Anywho, this weekend...I mean...over the past few days (sheesh), we rang in the new year with our friemily, per tradition. What a riot it was to have eight kiddies running (or creeping or wiggling) around the house as we prepared our feast for the evening. Will and I went BONKERS at the Fresh Market in Nearest Large Town and my lovely ladies (and Vince) helped me create quite a spread.

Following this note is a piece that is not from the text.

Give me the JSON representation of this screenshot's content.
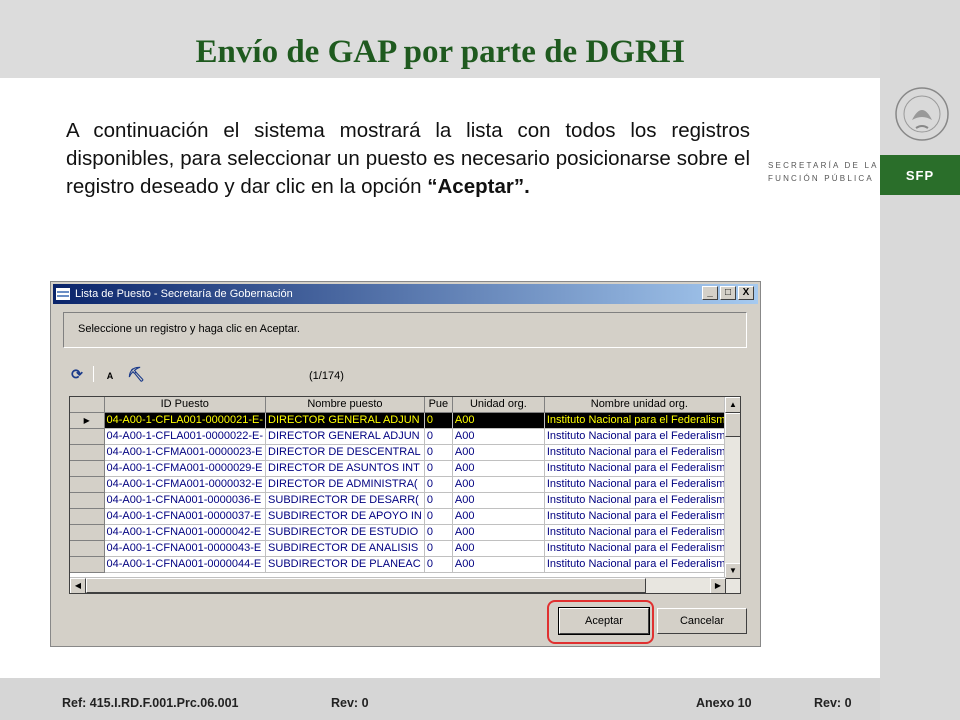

First on the list were toast cups filled with chicken salad. I know. Foo to the fy. The recipe I was following for both was from The Gift of Southern Cooking: Recipes and Revelations from Two Great American Cooks by Edna Lewis and Scott Peacock (read a bit about them here). The toast cups were simple: roll out bread, cut out circles, butter the circles, smoosh into mini-muffin cups, and bake. Easy, peasy, and very pretty, too:


The chicken salad was a bit more problematic. First, I was going to make homemade mayonnaise to go in it, but couldn't find pasteurized egg yolks, and with kiddies and a dude who battled C-Diff potentially munching on the stuff, I was loathe to try it. So I went with store-bought. Then, the proportions were all odd to me. Either Miss Lewis and Mr. Peacock were using truly gargantuan chicken breasts (or my chickens were puny) OR there was a typo, but if I'd added the amount of mayonnaise specified in the recipe, it would have been a very unappetizing mayonnaise and chicken soup. The seasoning was great, though. I loved the licorice-y twist that tarragon added. I substituted apples for the Jerusalem artichokes (I wouldn't know a JA if it came up and bit me on the butt) and enjoyed the sweet touch, but I think next time, I'll either amp up the amount of apples or use some really firm grapes instead (or track down some JA). The finished cups were nice-looking and delicious. I feel a bit guilty about the left-over bread from cutting out the circles and am contemplating some kind of bread-puddingy thing composed of layers of the smished bread pieces and apples and cream. Throw some nutmeg in...lawsy, that sounds good, doesn't it? Um. Toast cups:


I also made venison sausage balls:


and Vince created some of his famous chicken satays and peanut sauce. Seriously, I kind of wanted to cuddle up with my new stand mixer and the satays and peanut sauce and make the world go away. That is some GOOD eatin':


We also had a cheese tray, some taco dip, mango salsa with blue corn chips, cream cheese with a spicy muscadine jelly made by my Aunt Nunu, a pickle and olive tray featuring almond-stuffed olives (which we deemed the "adult olives" while making supper for the kids), and Hello Dollies:


Um, we also had a lot of alcohol. Here are Vince and I being artistic. Or, you know, drunk:


It was too windy on New Year's Eve for our traditional (and, hi, illegal) fireworks, but we made up for it the next night. Fireworks are hard to capture with a little point and click, so check out some kiddies instead:


OH--and I got two garden catalogs over the weekend (week? whatever...): Baker Creek and Seeds of Change. I'm sooooo excited! I also got some of those annoying ad packets filled with gardening stuff, one of which featured a catalog for gardens for cooks, which I am all over like white on rice.

Off to go eat lunch--a makeshift stew of leftover black-eyed peas, collards, and pork tenderloin with a topping of crumbled cornbread washed down with cold milk. Yay, 2009!!!